Craine dramatically waved his pipe and ducked his head, dismissing the suggestion. He was in a calm panic, like the eye of a tornado. He was feeling … He winced as if trying to get it clear and ran one wrinkled, leathery hand through his flat, dead, dyed-black hair. Far wearier than usual, he concluded.
“What do you think?” Hannah asked.
Meakins was still looking mournfully out at the parking lot, probably trying to locate those spying eyes. Royce, with his left hand tightly closed on his right wrist, was aiming his pistol at some speck on the gray-green wall. Craine closed his eyes for a moment, sighed, then drew the clipping toward him, sliding it in across the desk blotter, and bent forward to read it. The print was slightly blurry, but even for Craine’s weak eyes manageable. The usual tale: old woman living alone opens door to killer; neighbors chatter, say nothing. There was, of course, no mention of Ms. Elaine Glass. He looked at the check again. It told him nothing. Dated three days ago, drearily official. So the urgency was fake. He’d assumed it was, of course. Yet how odd, he thought—how Goddamned tiresomely incompetent—to claim there was someone hunting you like a rabbit and back up the claim with a five-hundred-dollar check, and then, lured on by irrepressible hatred, blow the whole story with this news of having tailed him, this palpitating red neon sign of raw she-wolf rage.

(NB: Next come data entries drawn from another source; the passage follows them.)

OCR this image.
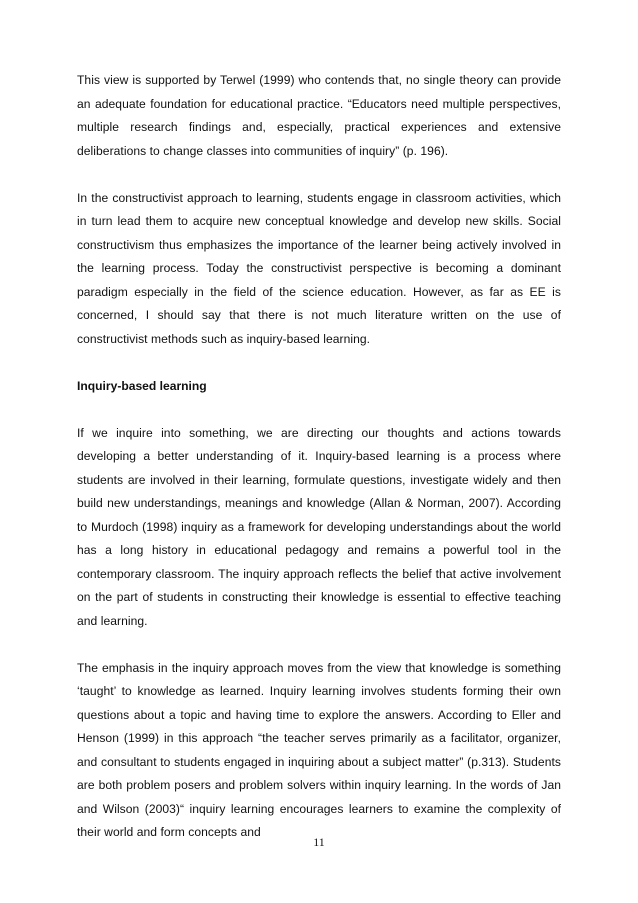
This view is supported by Terwel (1999) who contends that, no single theory can provide an adequate foundation for educational practice. “Educators need multiple perspectives, multiple research findings and, especially, practical experiences and extensive deliberations to change classes into communities of inquiry” (p. 196).

In the constructivist approach to learning, students engage in classroom activities, which in turn lead them to acquire new conceptual knowledge and develop new skills. Social constructivism thus emphasizes the importance of the learner being actively involved in the learning process. Today the constructivist perspective is becoming a dominant paradigm especially in the field of the science education. However, as far as EE is concerned, I should say that there is not much literature written on the use of constructivist methods such as inquiry-based learning.

Inquiry-based learning

If we inquire into something, we are directing our thoughts and actions towards developing a better understanding of it. Inquiry-based learning is a process where students are involved in their learning, formulate questions, investigate widely and then build new understandings, meanings and knowledge (Allan & Norman, 2007). According to Murdoch (1998) inquiry as a framework for developing understandings about the world has a long history in educational pedagogy and remains a powerful tool in the contemporary classroom. The inquiry approach reflects the belief that active involvement on the part of students in constructing their knowledge is essential to effective teaching and learning.

The emphasis in the inquiry approach moves from the view that knowledge is something ‘taught’ to knowledge as learned. Inquiry learning involves students forming their own questions about a topic and having time to explore the answers. According to Eller and Henson (1999) in this approach “the teacher serves primarily as a facilitator, organizer, and consultant to students engaged in inquiring about a subject matter” (p.313). Students are both problem posers and problem solvers within inquiry learning. In the words of Jan and Wilson (2003)“ inquiry learning encourages learners to examine the complexity of their world and form concepts and

11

But laugh as he might—though he felt crowded, too, no denying it—the check was real: she was in earnest. What could she be after, except, at very least, to humble him a little? For advertising female operatives, maybe, and hiring only men. Probably worse. It was a lot of money. Here in Little Egypt you could hire a man murdered for forty-five dollars. Craine had read what women had to say about men these days—stories, novels about lecherous uncles, malevolent employers. However ridiculous the thing she held against him—her father, her brother, Uncle Fred in the garage—and whatever her stupidity and incompetence, she might just get lucky and shoot a hole in him. Unless, on the other hand, the rant against males was a clever trick and it was the “female operative” she had some reason to be down on. She? he thought, frowning—denying, for an instant, everything he knew. He looked more carefully at the handwriting on the letter. Surely it was a woman’s. Black ball-point, fine tip. (A sentimentalist, no extravert; touch of the legalist, maybe mannish as well, otherwise the
ink would be blue or green.) Slanted writing, small but loopy, with meticulous little flourishes and oversized caps. (A careful writer, secretive, but an egoist, slyly flashy; capable of acting like a crazy; impulsive.) He got a nightmare image—just a flicker—of huge, pale breasts, filed teeth, a scent of blood. He pushed the letter and the clipping away.
“See anything, Meakins?” he asked without turning, opening his pipe knife and attacking the stone-hard dottle in his pipe.
“Nothing suspicious,” Meakins said. “It would be easy to watch us from one of the hospital windows, behind the blinds, or from somewhere down the street, with binoculars.”
Craine banged his pipe on the ashtray cork and poked the knife in again, hands meaninglessly shaking. He was dehydrated, as always; so dry that if he spit he’d spit dust. “She’s not that smart,” he said. “She’d screw it up.”
“Fuck ’er,” Royce said. “Cash the fucking check and the fuck with ’er.”
Craine gave him a look. Royce shrugged.